On April 8, 2008, a single-engine Cessna crashed on the main runway at Redding Municipal Airport when its landing gear failed to deploy. The two occupants were involved in a flying lesson and walked away without apparent injury. This most recent airplane incident raises concern about the string of small plane accidents that have increased over the last four to five years in this Northern California hub.
This follows the crash of a Cessna near Benton Airpark only weeks before. The single-engine Cessna 180 struck the embankment above Starlight Dr. near Buenaventura Blvd. in west Redding and broke in half. The pilot suffered serious spinal injuries. The crash was 2000 feet from Benton’s landing strip and about 1000 feet from a residential area.
Last year, in April of 2007, another small plane made an emergency landing in the Whitehawk Subdivision of Redding, approximately ½ mile from Benton Airpark. The plane landed on a residential street. Neither the pilot nor any homeowners were injured.

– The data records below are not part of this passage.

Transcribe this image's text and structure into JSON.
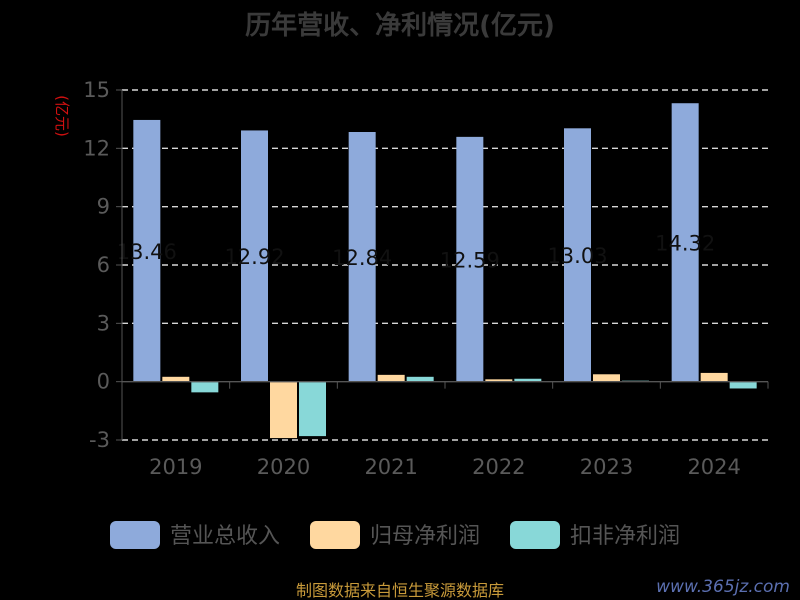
{
  "chart_data": {
    "type": "bar",
    "title": "历年营收、净利情况(亿元)",
    "ylabel": "(亿元)",
    "categories": [
      "2019",
      "2020",
      "2021",
      "2022",
      "2023",
      "2024"
    ],
    "series": [
      {
        "name": "营业总收入",
        "color": "#8eaadb",
        "values": [
          13.46,
          12.92,
          12.84,
          12.59,
          13.03,
          14.32
        ],
        "labels": [
          "13.46",
          "12.92",
          "12.84",
          "12.59",
          "13.03",
          "14.32"
        ]
      },
      {
        "name": "归母净利润",
        "color": "#ffd8a0",
        "values": [
          0.25,
          -2.9,
          0.35,
          0.12,
          0.38,
          0.45
        ]
      },
      {
        "name": "扣非净利润",
        "color": "#88d8d8",
        "values": [
          -0.55,
          -2.8,
          0.25,
          0.15,
          0.05,
          -0.35
        ]
      }
    ],
    "ylim": [
      -3,
      15
    ],
    "yticks": [
      -3,
      0,
      3,
      6,
      9,
      12,
      15
    ],
    "grid": true,
    "legend": "bottom"
  },
  "source": "制图数据来自恒生聚源数据库",
  "watermark": "www.365jz.com"
}
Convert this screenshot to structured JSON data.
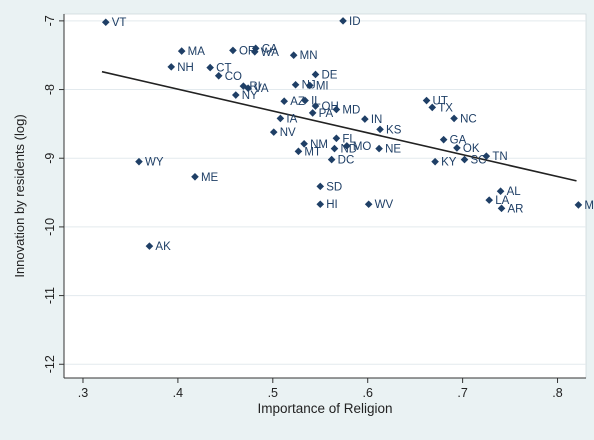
{
  "chart_data": {
    "type": "scatter",
    "title": "",
    "xlabel": "Importance of Religion",
    "ylabel": "Innovation by residents (log)",
    "xlim": [
      0.28,
      0.83
    ],
    "ylim": [
      -12.2,
      -6.9
    ],
    "xticks": [
      0.3,
      0.4,
      0.5,
      0.6,
      0.7,
      0.8
    ],
    "xtick_labels": [
      ".3",
      ".4",
      ".5",
      ".6",
      ".7",
      ".8"
    ],
    "yticks": [
      -7,
      -8,
      -9,
      -10,
      -11,
      -12
    ],
    "ytick_labels": [
      "-7",
      "-8",
      "-9",
      "-10",
      "-11",
      "-12"
    ],
    "grid": true,
    "legend": "none",
    "colors": {
      "page_background": "#eaf2f3",
      "plot_background": "#ffffff",
      "marker": "#1f3f66",
      "label": "#1f3f66",
      "fit_line": "#222222",
      "grid": "#e3eaee",
      "axis": "#333333"
    },
    "fit_line": {
      "x": [
        0.32,
        0.82
      ],
      "y": [
        -7.74,
        -9.33
      ]
    },
    "points": [
      {
        "label": "VT",
        "x": 0.324,
        "y": -7.02
      },
      {
        "label": "ID",
        "x": 0.574,
        "y": -7.0
      },
      {
        "label": "MA",
        "x": 0.404,
        "y": -7.44
      },
      {
        "label": "OR",
        "x": 0.458,
        "y": -7.43
      },
      {
        "label": "CA",
        "x": 0.482,
        "y": -7.4
      },
      {
        "label": "WA",
        "x": 0.481,
        "y": -7.45
      },
      {
        "label": "MN",
        "x": 0.522,
        "y": -7.5
      },
      {
        "label": "NH",
        "x": 0.393,
        "y": -7.67
      },
      {
        "label": "CT",
        "x": 0.434,
        "y": -7.68
      },
      {
        "label": "CO",
        "x": 0.443,
        "y": -7.8
      },
      {
        "label": "DE",
        "x": 0.545,
        "y": -7.78
      },
      {
        "label": "RI",
        "x": 0.469,
        "y": -7.95
      },
      {
        "label": "NJ",
        "x": 0.524,
        "y": -7.93
      },
      {
        "label": "MI",
        "x": 0.539,
        "y": -7.94
      },
      {
        "label": "VA",
        "x": 0.474,
        "y": -7.98
      },
      {
        "label": "NY",
        "x": 0.461,
        "y": -8.08
      },
      {
        "label": "AZ",
        "x": 0.512,
        "y": -8.17
      },
      {
        "label": "IL",
        "x": 0.534,
        "y": -8.16
      },
      {
        "label": "OH",
        "x": 0.545,
        "y": -8.24
      },
      {
        "label": "MD",
        "x": 0.567,
        "y": -8.29
      },
      {
        "label": "PA",
        "x": 0.542,
        "y": -8.34
      },
      {
        "label": "IA",
        "x": 0.508,
        "y": -8.42
      },
      {
        "label": "IN",
        "x": 0.597,
        "y": -8.43
      },
      {
        "label": "UT",
        "x": 0.662,
        "y": -8.16
      },
      {
        "label": "TX",
        "x": 0.668,
        "y": -8.26
      },
      {
        "label": "NC",
        "x": 0.691,
        "y": -8.42
      },
      {
        "label": "KS",
        "x": 0.613,
        "y": -8.58
      },
      {
        "label": "NV",
        "x": 0.501,
        "y": -8.62
      },
      {
        "label": "FL",
        "x": 0.567,
        "y": -8.71
      },
      {
        "label": "GA",
        "x": 0.68,
        "y": -8.73
      },
      {
        "label": "NM",
        "x": 0.533,
        "y": -8.79
      },
      {
        "label": "MT",
        "x": 0.527,
        "y": -8.9
      },
      {
        "label": "MO",
        "x": 0.578,
        "y": -8.82
      },
      {
        "label": "ND",
        "x": 0.565,
        "y": -8.86
      },
      {
        "label": "NE",
        "x": 0.612,
        "y": -8.86
      },
      {
        "label": "OK",
        "x": 0.694,
        "y": -8.85
      },
      {
        "label": "DC",
        "x": 0.562,
        "y": -9.02
      },
      {
        "label": "TN",
        "x": 0.725,
        "y": -8.97
      },
      {
        "label": "SC",
        "x": 0.702,
        "y": -9.02
      },
      {
        "label": "KY",
        "x": 0.671,
        "y": -9.05
      },
      {
        "label": "WY",
        "x": 0.359,
        "y": -9.05
      },
      {
        "label": "ME",
        "x": 0.418,
        "y": -9.27
      },
      {
        "label": "SD",
        "x": 0.55,
        "y": -9.41
      },
      {
        "label": "AL",
        "x": 0.74,
        "y": -9.48
      },
      {
        "label": "LA",
        "x": 0.728,
        "y": -9.61
      },
      {
        "label": "HI",
        "x": 0.55,
        "y": -9.67
      },
      {
        "label": "WV",
        "x": 0.601,
        "y": -9.67
      },
      {
        "label": "AR",
        "x": 0.741,
        "y": -9.73
      },
      {
        "label": "MS",
        "x": 0.822,
        "y": -9.68
      },
      {
        "label": "AK",
        "x": 0.37,
        "y": -10.28
      }
    ]
  }
}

According to the National Transportation Safety Board, 12 crashes in route to or leaving Benton have occurred since 1984. Regarding the apparent increase in frequency of these crashes in the last four years, Redding Airport Manager, Rod Dinger, was quoted as saying, “It’s unfortunate that we’ve had four accidents in the same general area. However, when you compare the past 12 years prior to that, we haven’t had too many incidents at all. … These just all happened almost at the same time.”
Mr. Dinger’s comments only beg the question: Why are there more frequent small plane crashes in the Benton Airpark area in the last four years? Further, shouldn’t our level of concern and assessment increase as the area surrounding the airpark grows each year in residential development? Has the airpark outlived its necessity and usefulness?